The DNAinfo archives brought to you by WNYC.
Read the press release here.

'The Rain Man of Beer' Stops at Goose Island Friday for Brewery Tour

By Paul Biasco | February 7, 2014 7:08am
 Lance Rice, right, during a stop at Brooklyn Brewery in New York.
Lance Rice, right, during a stop at Brooklyn Brewery in New York.
View Full Caption

LINCOLN PARK — An autistic beer historian with a photographic memory who's been dubbed "The Rain Man of Beer" is set to make Goose Island Brewery his first Chicago stop on a nationwide tour Friday night.

Lance Rice and his nephew are traveling across the country and have already hit more than 60 breweries as Lance gathers information to write a book about beer.

In the process, his nephew Aaron Rice, a Los Angeles-based filmmaker, will be filming a documentary of the trip.

Lance Rice's journey across America has already stretched 15,000 miles and included stops at more than 65 breweries.

"Every time Lance goes to a brewery it's like a kid getting to meet Santa Claus at the North Pole," said 33-year-old Aaron Rice. "That's his Graceland. He reacts like a kid on Christmas morning every time we show up."

Lance and Aaron Rice will be visiting Goose Island Brewery, 1800 N. Clybourn Ave., to tour the facility and film Friday, and later in the day the brewpub is set to host them for a three-hour event that's open to the public.

Lance and Aaron Rice will join Goose Island founder John Hall at the bottomless beer-tasting event with some of the brewery's rarest brews on tap including the Bourbon County Brand Stout 2014, Bourbon County Brand Barleywine, Brettanomite Oak-Aged Sour Wheat and Cueball English Porte among other.

Proceeds from the $30 event will go to "Lance's Room," a nonprofit named for Lance Rice that gives back to the autism and beer communities helping with scholarships, vocational training and more.

During the tour's stop in Chicago, the Rices also plan to visit Revolution Brewery in Logan Square.

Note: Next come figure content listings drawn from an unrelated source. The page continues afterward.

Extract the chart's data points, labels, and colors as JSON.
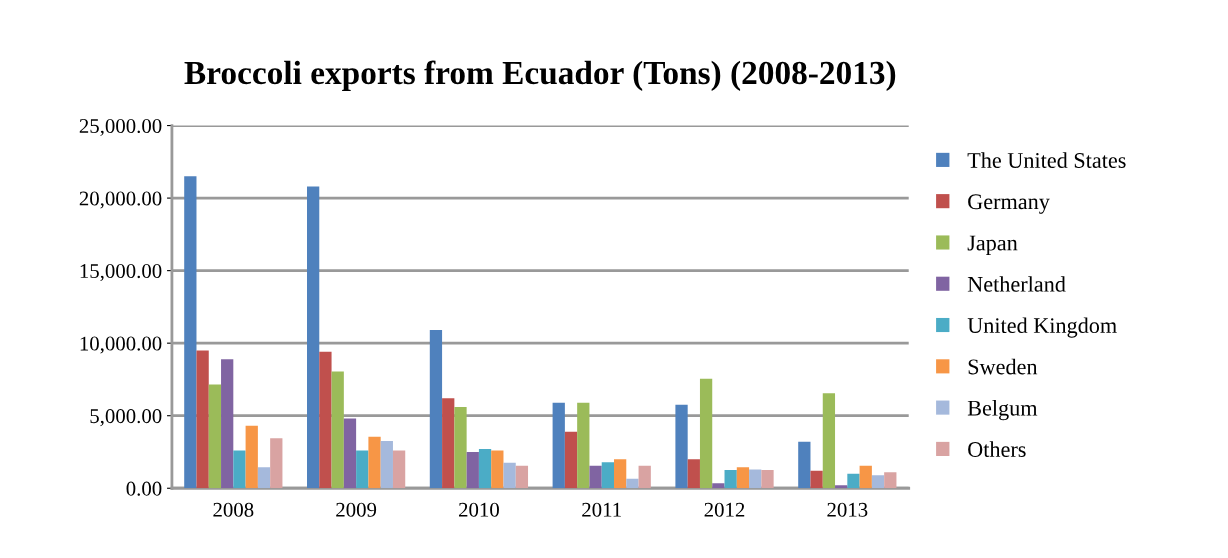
{
  "chart_data": {
    "type": "bar",
    "title": "Broccoli exports from Ecuador (Tons) (2008-2013)",
    "categories": [
      "2008",
      "2009",
      "2010",
      "2011",
      "2012",
      "2013"
    ],
    "series": [
      {
        "name": "The United States",
        "color": "#4f81bd",
        "values": [
          21500,
          20800,
          10900,
          5900,
          5750,
          3200
        ]
      },
      {
        "name": "Germany",
        "color": "#c0504d",
        "values": [
          9500,
          9400,
          6200,
          3900,
          2000,
          1200
        ]
      },
      {
        "name": "Japan",
        "color": "#9bbb59",
        "values": [
          7150,
          8050,
          5600,
          5900,
          7550,
          6550
        ]
      },
      {
        "name": "Netherland",
        "color": "#8064a2",
        "values": [
          8900,
          4800,
          2500,
          1550,
          350,
          200
        ]
      },
      {
        "name": "United Kingdom",
        "color": "#4bacc6",
        "values": [
          2600,
          2600,
          2700,
          1800,
          1250,
          1000
        ]
      },
      {
        "name": "Sweden",
        "color": "#f79646",
        "values": [
          4300,
          3550,
          2600,
          2000,
          1450,
          1550
        ]
      },
      {
        "name": "Belgum",
        "color": "#a5b9dc",
        "values": [
          1450,
          3250,
          1750,
          650,
          1300,
          900
        ]
      },
      {
        "name": "Others",
        "color": "#d9a3a2",
        "values": [
          3450,
          2600,
          1550,
          1550,
          1250,
          1100
        ]
      }
    ],
    "ylim": [
      0,
      25000
    ],
    "yticks": [
      {
        "value": 0,
        "label": "0.00"
      },
      {
        "value": 5000,
        "label": "5,000.00"
      },
      {
        "value": 10000,
        "label": "10,000.00"
      },
      {
        "value": 15000,
        "label": "15,000.00"
      },
      {
        "value": 20000,
        "label": "20,000.00"
      },
      {
        "value": 25000,
        "label": "25,000.00"
      }
    ],
    "grid": "y",
    "legend": "right"
  }
}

"He is currently astounded that so much of the beer world has kind of welcomed him across the country," Aaron Rice said.

The project has been in the works for about 1-1/2 years, and the duo hit the road in early June.

It's been a dream of Lance Rice's, who is in his mid 50s, for about 40 years.

"He didn't think, one, it would ever happen, and two, he didn't realize the beer world coast-to-coast would embrace his dream as much as they have," Aaron Rice said.

Tickets to the event from 6-9 p.m. Friday are available online and will be available at the door.

“The film was inspiring to begin with, but I think we are sitting on the verge of having one of the most powerful beer movies ever made on our hands," Aaron Rice said.